Seems to me it shoulda been declared after the mob demenstrated no regard for human life, as in the random shots fired into crowds and the deliberate burning of a city bus, still full of passengers.


----------



## DecoyDummy (May 25, 2005)

We have been talking about the notion of fighting them in their own back yard so we don't have to fight them here at home.

Maybe the French should have bought into that notion ...


----------



## Gun Owner (Sep 9, 2005)

Good point. Thank you France for a lesson in applied complacency...


----------



## DecoyDummy (May 25, 2005)

Could this little adventure in France become Islams "Third Jihad" attempt at taking control of France??? ...

Hell the country is about 25% Muslim right now, as I understand it .


----------



## Gun Owner (Sep 9, 2005)

Although I doubt the current teenage attackers have that much of a plan, it wouldnt surprise me if the lack of any demonstratable authority gives older, more insane jihadists the motivation to launch a more coordinated assault on France.

At that point, the US will likely bail them out, they'll pick some pompous French General to claim the victory as his own, and the Frech will return to quietly despising us yet again...


----------



## the_rookie (Nov 22, 2004)

Hey guys im back... Ya so far apparently 900 cars have been torched... They should set a curfew and if someone is out shoot em that simple... Also knowing france they will just give up


----------



## Gun Owner (Sep 9, 2005)

Point to ponder....

The French hate Americans. The radical muslims hate Americans.....

Will we as a nation really notice a difference if France becomes Jihadistan?


----------



## Burly1 (Sep 20, 2003)

Now the media is reporting that these rioters are being supported by organized crime syndicates. Are the muslims running organized crime in France, or is this some kind of smoke screen to take the focus off of the muslim jihadists?
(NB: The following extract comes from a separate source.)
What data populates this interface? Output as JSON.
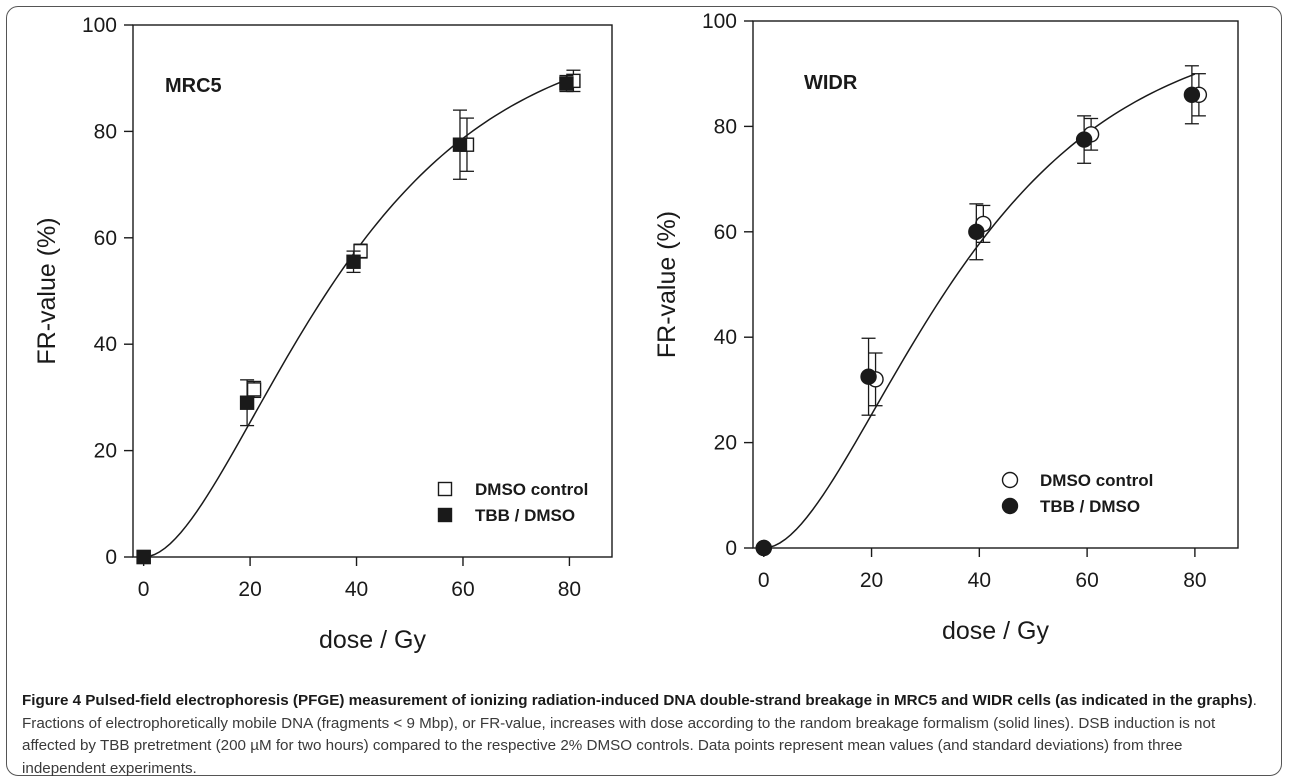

Burl


----------



## arctic plainsman (Aug 21, 2005)

I think an important point that nobody's brought up yet is that this kind of civil unrest is just another good example of the neccesity to keep and bear arms.

Even in my little po-dunk, back woods, middle of nowhere town, I don't feel comfortable leaving my public safety to the Public Safety officials, I choose to stay armed. I'd like to see someone try and burn my car or bus out from under me!


----------



## Gohon (Feb 14, 2005)

But...but.... the Muslims only hate Americans and they love the French. Surely those doing all the burning in France can't be those fun loving Muslim the French imported as cheap labor. :lol: I think the French people just got a wake up call...............


----------



## zogman (Mar 20, 2002)

I clicked as fast as I could on ABC and NBC tonight and all the lead stories are Bash Bush..... I think it was the 5th story on ABC. Tell me the main stream media isnt' controlled by the far left uke:

So when is the good old USA going to be called upon to help the French? :******: I say no way in God's green earth.......


----------